Things to Do in Vegas When You’re Dead (Tired)
Goddamn Sonofabitch. I just flew five thousand miles, spent a couple of grand, and flew five thousand miles back again, not to mention spending four hours delayed in McCarran airport (thanks Virgin). What have I got to show for it? Nada.
No, it’s not about making money. I’m past thinking that I’ll pay for my trip to Vegas by playing at the tables. (Although current beau du jour Marty Smith did complain to me last year at the Rio that this was his first Vegas trip ever where he was down.)
What I have to show for it is that I’ve lost my faith in Vegas. Before you call in Max von Sydow (The power of Elvis compels you! The power of Elvis compels you!), let me tell you, an exorcist ain’t gonna heal me, either.
First, the jetlag thing is a bummer. On my first night there – when it was actually 7am for me rather than the 11pm showing on my watch – I was so tired, I almost fell into my French onion soup at Mon Ami Gabi. My friends were telling me to go back to the room, but that’s not very Vegas, is it?
Vegas should be round the corner. Having a long haul flight there really buggers the whole experience up for us Europeans. There’s no spontaneous “Vegas baby!” when you book your flight three months in advance. And you can’t just hop in the car, drive from LA and be there in four hours when it takes that long just to get to Gatwick. Au contraire, if Vegas was as accessible as Soho, I’d be there once a bloody fortnight, and more to the point, I could time my trip to coincide with when my party organs were ovulating.
Another thing is the poker action. Hold ‘em is sooo last season, darling – but that’s all that Vegas seems to have. “Oh look! I completely bluffed you off the pot with my 6-3 offsuit!” Sorry, is there any way I’m supposed to determine what the hell you’ve got? Any skill that might deduce such a thing? Oh, right – tells. Sure mate, sure. “That’s how I roll!” he claims. Indeed it is. And it’s also how you lose your bank . . . roll.
Anyone even vaguely connected with making a living from poker should pray nightly in thanks to the gods who made it such a TV friendly phenomenon. Of course, it’s the accessibility and simplicity of Hold ‘em that has really given everyone the bug. But I’ve been holed up in my Omaha bunker for years now waiting for the hoi polloi to discover what a great game it is. Thinking about it, Stewart Reuben and Bob Ciaffone have been waiting there for decades.
Finding a non-hold ‘em game in Vegas is like looking for some genuine virtue in a strip club waitress’ service provision. (She’ll rip your lungs out, Jim). As I fold my way through my first session, I’m reminded that much as professional online poker player is one of the best jobs I can think of, professional offline poker player is one of the worst.
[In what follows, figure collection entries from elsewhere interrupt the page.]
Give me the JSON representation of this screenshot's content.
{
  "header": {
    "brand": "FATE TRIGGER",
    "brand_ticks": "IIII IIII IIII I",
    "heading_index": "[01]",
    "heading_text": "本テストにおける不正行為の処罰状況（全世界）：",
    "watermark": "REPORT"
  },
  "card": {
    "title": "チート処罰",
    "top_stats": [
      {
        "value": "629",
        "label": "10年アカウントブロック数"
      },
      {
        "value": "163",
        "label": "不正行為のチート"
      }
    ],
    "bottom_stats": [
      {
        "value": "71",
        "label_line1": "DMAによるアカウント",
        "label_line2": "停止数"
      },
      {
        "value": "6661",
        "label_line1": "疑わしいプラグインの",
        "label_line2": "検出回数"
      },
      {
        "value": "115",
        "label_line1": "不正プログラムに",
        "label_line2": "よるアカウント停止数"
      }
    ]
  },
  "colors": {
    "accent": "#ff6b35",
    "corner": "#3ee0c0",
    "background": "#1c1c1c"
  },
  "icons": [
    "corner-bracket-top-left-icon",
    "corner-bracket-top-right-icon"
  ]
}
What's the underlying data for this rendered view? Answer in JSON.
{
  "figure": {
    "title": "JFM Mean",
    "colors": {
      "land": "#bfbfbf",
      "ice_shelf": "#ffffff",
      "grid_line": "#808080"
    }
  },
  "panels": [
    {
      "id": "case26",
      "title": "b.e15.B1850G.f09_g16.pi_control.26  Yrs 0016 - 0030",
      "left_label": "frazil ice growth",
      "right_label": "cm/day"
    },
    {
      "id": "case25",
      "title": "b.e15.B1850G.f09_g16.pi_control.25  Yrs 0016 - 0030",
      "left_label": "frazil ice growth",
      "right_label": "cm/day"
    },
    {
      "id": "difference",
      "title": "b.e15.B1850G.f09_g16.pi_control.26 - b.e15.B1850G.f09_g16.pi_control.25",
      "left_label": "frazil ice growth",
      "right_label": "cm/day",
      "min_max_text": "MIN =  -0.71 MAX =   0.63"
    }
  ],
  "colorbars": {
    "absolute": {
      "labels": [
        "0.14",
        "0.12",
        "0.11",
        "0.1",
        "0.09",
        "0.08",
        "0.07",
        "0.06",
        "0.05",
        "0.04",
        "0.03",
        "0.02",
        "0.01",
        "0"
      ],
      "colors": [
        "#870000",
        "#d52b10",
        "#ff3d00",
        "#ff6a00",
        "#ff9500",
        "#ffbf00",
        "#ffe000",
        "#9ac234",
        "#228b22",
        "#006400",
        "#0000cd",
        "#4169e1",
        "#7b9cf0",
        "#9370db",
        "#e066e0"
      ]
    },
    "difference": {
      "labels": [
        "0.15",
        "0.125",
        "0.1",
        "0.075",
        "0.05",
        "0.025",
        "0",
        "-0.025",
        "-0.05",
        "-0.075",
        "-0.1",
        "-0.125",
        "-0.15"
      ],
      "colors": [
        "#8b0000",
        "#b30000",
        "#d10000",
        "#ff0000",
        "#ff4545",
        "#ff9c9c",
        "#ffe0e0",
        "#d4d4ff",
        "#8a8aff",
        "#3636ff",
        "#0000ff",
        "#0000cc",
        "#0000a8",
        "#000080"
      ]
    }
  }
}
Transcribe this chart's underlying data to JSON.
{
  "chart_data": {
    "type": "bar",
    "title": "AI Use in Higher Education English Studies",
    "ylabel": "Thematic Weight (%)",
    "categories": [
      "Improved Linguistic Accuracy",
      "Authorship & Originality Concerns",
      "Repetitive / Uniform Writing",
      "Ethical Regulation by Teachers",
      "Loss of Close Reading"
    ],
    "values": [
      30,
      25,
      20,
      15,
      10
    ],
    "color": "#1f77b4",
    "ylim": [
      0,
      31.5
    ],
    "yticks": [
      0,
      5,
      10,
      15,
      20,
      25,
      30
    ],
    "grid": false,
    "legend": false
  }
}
Sod whether it’s hold ‘em or not – it’s bad enough having only 2 cards to look at whenever you’re dealt a hand, but one hand every 2 minutes? Strewth!
I sat down with the old timers at the $10/20 limit Omaha 8 game at the Wynn. My 200 hands an hour online antics would presumably feel like the fast-forward-trippy bit of Koyaanisqatsi to this lot. Some of them recognise me from my last visit here. I avoid questioning them about where the other regulars are through fear that, in the interim, they may have died. For this lot, the Omaha game at the Wynn is their retirement plan, but I’m happy. Without them, I don’t think there would be an Omaha game of any description on the entire Strip.
So what to do in Vegas if you’re not that bothered about the live poker and you’re too tired to party? This trip, I found out. You see, Vegas is actually all things to all men, and at a push, women too. You must treat the place as if it is your own private fantasy machine. Where you want to hang out is there somewhere, you’ve just got to find it. I thought I’d be hiring cars and nipping off to Bryce Canyon, Zion and the rest, but really once I got there, I couldn’t be arsed to move. Thank god for the pool and some sunshine. So it really is true: the USP of Vegas is the fact that anything goes there.
Maybe another time I’ll be up for the kitchen sink cocktails of Kahunaville, but I guess I’ll have to wait a while until I’m back. My conclusion is that we need to move Vegas to somewhere very sunny about two hours drive from London. OK, that’s Bournemouth, but perhaps only for about two days of the year. Yes, I could move to LA, but I’m a fan of fake tans and real cleavage – not the other way around. Anyway, I only want Vegas to be there about twice a year, for about 24 hours; a sort of Brigadoon with big boobs and all you can eat chicken wings.
In the absence of the mountain moving to Mohammed, I guess I’ll settle for “see where the fancy takes you” approach to my Vegas holidays. I do wish I had the LA version of “wait till you’re up for a large one, then jump in the car and go bananas four hours later”. Failing any adult versions of Eurodisney turning up this side of the pond any time soon, I’ll just have to keep my eyes and ears open for developments on teleportation technology.